[Date Prev][Date Next][Thread Prev][Thread Next][Date Index][Thread Index]

[Xen-changelog] [xen-unstable] VT-d: per-iommu domain-id



# HG changeset patch
# User Keir Fraser <keir.fraser@xxxxxxxxxx>
# Date 1260258690 0
# Node ID 66ff18dd385841b534efd24fe3a3e33abdbd98ad
# Parent  ab0d71f7f596048194c4389bd4fc8a25221ac380
VT-d: per-iommu domain-id

Currently, xen uses shared iommu domain-id across all the VT-d units
in the platform. The number of iommu domain-ids (NR_DID, e.g. 256)
supported by each VT-d unit is reported in Capability register.

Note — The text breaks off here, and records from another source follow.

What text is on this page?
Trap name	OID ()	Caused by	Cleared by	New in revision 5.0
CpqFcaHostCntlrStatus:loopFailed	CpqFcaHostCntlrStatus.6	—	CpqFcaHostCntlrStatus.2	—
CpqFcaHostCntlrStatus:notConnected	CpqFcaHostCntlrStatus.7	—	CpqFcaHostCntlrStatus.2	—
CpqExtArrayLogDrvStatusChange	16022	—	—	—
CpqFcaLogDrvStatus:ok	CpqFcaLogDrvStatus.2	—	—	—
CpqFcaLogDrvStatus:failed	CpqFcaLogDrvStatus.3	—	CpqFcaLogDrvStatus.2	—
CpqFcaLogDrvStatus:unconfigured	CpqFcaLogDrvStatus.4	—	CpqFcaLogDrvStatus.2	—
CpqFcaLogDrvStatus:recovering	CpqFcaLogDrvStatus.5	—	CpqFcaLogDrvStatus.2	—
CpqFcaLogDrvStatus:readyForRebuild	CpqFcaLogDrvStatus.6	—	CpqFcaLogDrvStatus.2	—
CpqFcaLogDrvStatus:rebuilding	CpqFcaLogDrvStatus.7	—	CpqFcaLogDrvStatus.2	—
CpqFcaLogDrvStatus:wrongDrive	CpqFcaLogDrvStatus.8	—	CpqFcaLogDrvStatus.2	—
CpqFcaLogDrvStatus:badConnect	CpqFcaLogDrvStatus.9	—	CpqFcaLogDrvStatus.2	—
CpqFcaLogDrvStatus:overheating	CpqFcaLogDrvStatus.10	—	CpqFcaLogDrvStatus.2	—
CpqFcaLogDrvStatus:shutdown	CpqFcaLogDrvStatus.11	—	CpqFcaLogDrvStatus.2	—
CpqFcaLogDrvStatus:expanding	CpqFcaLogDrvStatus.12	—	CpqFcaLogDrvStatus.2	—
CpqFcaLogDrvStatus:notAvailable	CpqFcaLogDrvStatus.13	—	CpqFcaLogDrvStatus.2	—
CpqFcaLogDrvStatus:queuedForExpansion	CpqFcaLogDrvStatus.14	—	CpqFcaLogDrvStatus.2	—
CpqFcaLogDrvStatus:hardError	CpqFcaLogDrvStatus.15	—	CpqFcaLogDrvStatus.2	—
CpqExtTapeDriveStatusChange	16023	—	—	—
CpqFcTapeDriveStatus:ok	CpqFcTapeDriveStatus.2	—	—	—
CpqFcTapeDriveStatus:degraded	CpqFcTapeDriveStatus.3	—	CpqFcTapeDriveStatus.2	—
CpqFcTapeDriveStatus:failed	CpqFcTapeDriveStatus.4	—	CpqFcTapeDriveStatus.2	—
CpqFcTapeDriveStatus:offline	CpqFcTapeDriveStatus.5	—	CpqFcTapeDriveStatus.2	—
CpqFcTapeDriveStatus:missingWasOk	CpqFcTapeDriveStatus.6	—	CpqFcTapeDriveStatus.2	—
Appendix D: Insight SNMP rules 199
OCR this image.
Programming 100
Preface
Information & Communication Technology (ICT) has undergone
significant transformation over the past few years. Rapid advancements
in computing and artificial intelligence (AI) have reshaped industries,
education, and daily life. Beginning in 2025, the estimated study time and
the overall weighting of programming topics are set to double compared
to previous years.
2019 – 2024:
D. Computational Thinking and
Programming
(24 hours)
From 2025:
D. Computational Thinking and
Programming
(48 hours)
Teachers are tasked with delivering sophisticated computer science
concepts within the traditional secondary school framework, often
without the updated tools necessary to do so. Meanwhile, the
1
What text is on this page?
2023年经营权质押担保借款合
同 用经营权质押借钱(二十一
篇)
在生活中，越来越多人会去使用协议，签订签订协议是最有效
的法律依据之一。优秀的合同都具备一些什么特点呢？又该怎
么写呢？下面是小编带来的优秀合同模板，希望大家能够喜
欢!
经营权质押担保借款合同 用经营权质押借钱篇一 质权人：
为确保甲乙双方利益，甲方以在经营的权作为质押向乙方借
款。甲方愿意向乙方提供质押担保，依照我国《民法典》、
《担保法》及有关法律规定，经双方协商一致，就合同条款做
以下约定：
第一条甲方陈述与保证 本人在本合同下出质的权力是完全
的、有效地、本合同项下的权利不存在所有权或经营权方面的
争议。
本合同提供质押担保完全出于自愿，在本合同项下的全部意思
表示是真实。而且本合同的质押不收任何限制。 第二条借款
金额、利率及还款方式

The
limitation of current implementation is it only can support at most
NR_DID domains with VT-d in the entire platform, even though the
platform can support N * NR_DID (where N is the number of VT-d
units). Imagine a platform with several SR_IOV NICs, and each NIC
supports 128 VFs. It possibly beyond the NR_DID.

This patch implements iommu domain-id management per iommu (VT-d
unit), hence solves above limitation. It removes the global domain-id
bitmap, instead use domain-id bitmap in struct iommu, and also involve
an array to map guest domain-id and iommu domain-id, which is used to
iommu domain-id when flush context cache or IOTLB. When a device is
assigned to a guest, choose an available iommu domain-id from the
device's iommu, and map guest domain id to the domain-id mapping
array. When a device is deassigned from a guest, clear the domain-id
bit in domain-id bitmap and clear the corresponding entry in domain-id
map array if there is no other devices under the same iommu owned by
the guest.

Signed-off-by: Weidong Han <weidong.han@xxxxxxxxx>
---
 xen/drivers/passthrough/vtd/iommu.c |  213 +++++++++++++++++++++++-------------
 xen/include/xen/hvm/iommu.h         |    1 
 xen/include/xen/iommu.h             |    2 
 3 files changed, 143 insertions(+), 73 deletions(-)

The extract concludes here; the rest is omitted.